Just now, a federal judge in California has knocked down the state's voter-approved ban on same-sex marriage, ruling Wednesday that the state's controversial Proposition 8 violates the U.S. Constitution.
Chief U.S. District Judge Vaughn Walker found in his ruling that the ban violated the Constitution's equal protection clause under the 14th Amendment.
From the ruling (emphasis mine):
The question here is whether California voters can enforce those same principles through regulation of marriage licenses. They cannot. California's obligation is to treat its citizens equally, not to "mandate [its] own moral code." (citing Planned Parenthood of Southeastern Pa v Casey, 505 US 833, 850, (1992)). "Moral disapproval, without any other asserted state interest," has never been a rational basis for legislation. Lawrence, 539 US at 582 (O'Connor, J, concurring). Tradition alone cannot support legislation. See Williams, 399 US at 239; Romer, 517 US at 635; Lawrence, 539 US at 579. Proponents purported rationales are nothing more than post-hoc justifications. While the Equal Protection Clause does not prohibit post-hoc rationales, they must connect to the classification drawn. Here, the purported state interests fit so poorly with Proposition 8 that they are irrational, as explained above. What is left is evidence that Proposition 8 enacts a moral view that there is something "wrong" with same-sex couples.

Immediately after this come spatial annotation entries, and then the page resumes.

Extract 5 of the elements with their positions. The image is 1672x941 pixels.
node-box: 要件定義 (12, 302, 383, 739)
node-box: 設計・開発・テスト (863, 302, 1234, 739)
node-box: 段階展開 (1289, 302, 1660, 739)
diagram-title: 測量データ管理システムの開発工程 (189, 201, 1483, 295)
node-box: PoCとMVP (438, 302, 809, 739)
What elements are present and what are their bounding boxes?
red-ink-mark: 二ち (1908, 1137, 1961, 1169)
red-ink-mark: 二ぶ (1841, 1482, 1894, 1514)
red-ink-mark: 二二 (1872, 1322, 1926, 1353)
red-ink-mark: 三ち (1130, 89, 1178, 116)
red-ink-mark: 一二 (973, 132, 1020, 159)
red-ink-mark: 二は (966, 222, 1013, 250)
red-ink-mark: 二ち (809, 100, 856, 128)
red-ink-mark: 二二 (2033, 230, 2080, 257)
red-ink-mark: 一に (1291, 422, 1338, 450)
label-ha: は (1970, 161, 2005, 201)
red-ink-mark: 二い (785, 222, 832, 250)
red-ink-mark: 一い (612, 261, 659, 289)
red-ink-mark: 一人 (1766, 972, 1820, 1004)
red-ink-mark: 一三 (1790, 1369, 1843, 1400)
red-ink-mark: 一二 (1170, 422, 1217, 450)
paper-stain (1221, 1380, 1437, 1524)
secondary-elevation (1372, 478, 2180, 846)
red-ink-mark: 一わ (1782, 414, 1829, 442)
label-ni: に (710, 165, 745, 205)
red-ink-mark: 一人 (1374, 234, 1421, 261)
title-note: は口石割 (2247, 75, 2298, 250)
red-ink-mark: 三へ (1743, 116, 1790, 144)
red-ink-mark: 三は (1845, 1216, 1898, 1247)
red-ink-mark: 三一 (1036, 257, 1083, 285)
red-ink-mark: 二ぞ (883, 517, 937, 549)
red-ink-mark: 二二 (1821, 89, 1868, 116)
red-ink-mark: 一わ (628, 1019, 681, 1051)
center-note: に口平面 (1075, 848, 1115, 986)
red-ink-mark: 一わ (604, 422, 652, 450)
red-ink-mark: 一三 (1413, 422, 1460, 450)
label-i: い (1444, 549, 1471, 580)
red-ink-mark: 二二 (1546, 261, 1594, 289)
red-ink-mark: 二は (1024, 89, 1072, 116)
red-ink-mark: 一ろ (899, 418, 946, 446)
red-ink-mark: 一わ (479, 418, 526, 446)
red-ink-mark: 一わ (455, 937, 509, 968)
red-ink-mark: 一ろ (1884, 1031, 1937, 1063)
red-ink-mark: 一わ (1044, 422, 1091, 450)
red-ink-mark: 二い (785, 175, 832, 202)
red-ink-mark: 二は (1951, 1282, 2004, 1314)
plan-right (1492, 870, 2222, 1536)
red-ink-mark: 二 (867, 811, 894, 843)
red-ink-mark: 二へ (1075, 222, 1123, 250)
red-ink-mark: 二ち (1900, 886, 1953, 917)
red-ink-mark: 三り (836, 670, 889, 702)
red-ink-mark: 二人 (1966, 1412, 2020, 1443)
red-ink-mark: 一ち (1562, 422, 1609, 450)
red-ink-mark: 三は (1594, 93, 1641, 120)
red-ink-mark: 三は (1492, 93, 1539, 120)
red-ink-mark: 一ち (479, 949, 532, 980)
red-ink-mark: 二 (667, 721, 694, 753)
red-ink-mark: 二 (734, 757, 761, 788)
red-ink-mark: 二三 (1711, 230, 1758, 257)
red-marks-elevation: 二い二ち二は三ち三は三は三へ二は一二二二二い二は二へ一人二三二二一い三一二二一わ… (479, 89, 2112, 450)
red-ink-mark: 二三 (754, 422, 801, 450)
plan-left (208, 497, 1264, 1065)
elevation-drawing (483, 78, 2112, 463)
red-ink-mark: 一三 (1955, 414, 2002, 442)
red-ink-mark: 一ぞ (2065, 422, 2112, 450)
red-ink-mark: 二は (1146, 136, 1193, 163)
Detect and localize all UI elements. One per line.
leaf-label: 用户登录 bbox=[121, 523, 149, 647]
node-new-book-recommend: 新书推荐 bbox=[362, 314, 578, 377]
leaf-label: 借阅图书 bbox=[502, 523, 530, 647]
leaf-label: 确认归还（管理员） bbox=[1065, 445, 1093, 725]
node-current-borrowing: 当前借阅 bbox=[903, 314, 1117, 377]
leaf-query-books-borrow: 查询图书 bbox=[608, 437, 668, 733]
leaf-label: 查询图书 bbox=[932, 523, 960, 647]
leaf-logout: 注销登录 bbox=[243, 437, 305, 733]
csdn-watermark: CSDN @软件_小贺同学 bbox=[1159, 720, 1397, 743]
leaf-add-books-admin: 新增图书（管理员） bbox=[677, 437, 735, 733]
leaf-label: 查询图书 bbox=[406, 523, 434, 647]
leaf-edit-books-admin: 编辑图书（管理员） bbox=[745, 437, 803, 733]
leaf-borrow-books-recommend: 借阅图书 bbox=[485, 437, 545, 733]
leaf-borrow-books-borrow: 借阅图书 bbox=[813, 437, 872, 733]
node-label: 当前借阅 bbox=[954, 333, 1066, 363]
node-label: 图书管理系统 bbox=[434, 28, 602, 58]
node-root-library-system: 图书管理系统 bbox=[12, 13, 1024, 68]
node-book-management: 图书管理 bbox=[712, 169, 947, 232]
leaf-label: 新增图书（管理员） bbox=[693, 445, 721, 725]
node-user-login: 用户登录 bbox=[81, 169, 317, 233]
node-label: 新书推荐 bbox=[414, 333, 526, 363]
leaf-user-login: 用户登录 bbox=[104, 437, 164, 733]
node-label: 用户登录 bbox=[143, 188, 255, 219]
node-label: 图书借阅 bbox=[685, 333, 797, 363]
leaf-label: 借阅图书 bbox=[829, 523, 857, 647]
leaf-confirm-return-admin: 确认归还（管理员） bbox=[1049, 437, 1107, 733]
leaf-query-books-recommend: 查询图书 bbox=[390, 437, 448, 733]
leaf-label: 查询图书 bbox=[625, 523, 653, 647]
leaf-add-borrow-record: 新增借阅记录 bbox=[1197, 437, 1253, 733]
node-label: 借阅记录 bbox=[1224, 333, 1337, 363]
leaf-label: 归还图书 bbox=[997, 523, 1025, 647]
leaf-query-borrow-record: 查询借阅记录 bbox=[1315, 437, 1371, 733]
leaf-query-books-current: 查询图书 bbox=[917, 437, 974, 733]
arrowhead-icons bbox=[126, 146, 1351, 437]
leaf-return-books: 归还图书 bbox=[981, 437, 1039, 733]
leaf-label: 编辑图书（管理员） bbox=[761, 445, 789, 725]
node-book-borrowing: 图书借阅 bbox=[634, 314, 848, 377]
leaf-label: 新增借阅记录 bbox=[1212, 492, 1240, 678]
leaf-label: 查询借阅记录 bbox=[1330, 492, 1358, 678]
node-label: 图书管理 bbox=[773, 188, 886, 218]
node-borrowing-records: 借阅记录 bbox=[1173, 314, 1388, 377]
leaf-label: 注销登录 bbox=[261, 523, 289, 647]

The evidence at trial regarding the campaign to pass Proposition 8 uncloaks the most likely explanation for its passage: a desire to advance the belief that opposite-sex couples are morally superior to same-sex couples. FF 79-80.
And, later:
Moral disapproval alone is an improper basis on which to deny rights to gay men and lesbians. The evidence shows conclusively that Proposition 8 enacts, without reason, a private moral view that same-sex couples are inferior to opposite-sex couples. FF 76, 79-80; Romer, 517 US at 634 ("Laws of the kind now before us raise the inevitable inference that the disadvantage imposed is born of animosity toward the class of persons affected.). Because Proposition 8 disadvantages gays and lesbians without any rational justification, Proposition 8 violates the Equal Protection Clause of the Fourteenth Amendment.
In conclusion:
Proposition 8 fails to advance any rational basis in singling out gay men and lesbians for denial of a marriage license. Indeed, the evidence shows Proposition 8 does nothing more than enshrine in the California Constitution the notion that opposite- sex couples are superior to same-sex couples. Because California has no interest in discriminating against gay men and lesbians, and becauseProposition 8 prevents California from fulfilling its constitutional obligation to provide marriages on an equal basis, the court concludes that Proposition 8 is unconstitutional.
milloux:
I was pretty excited to hear this news, too! Good sum up, sir!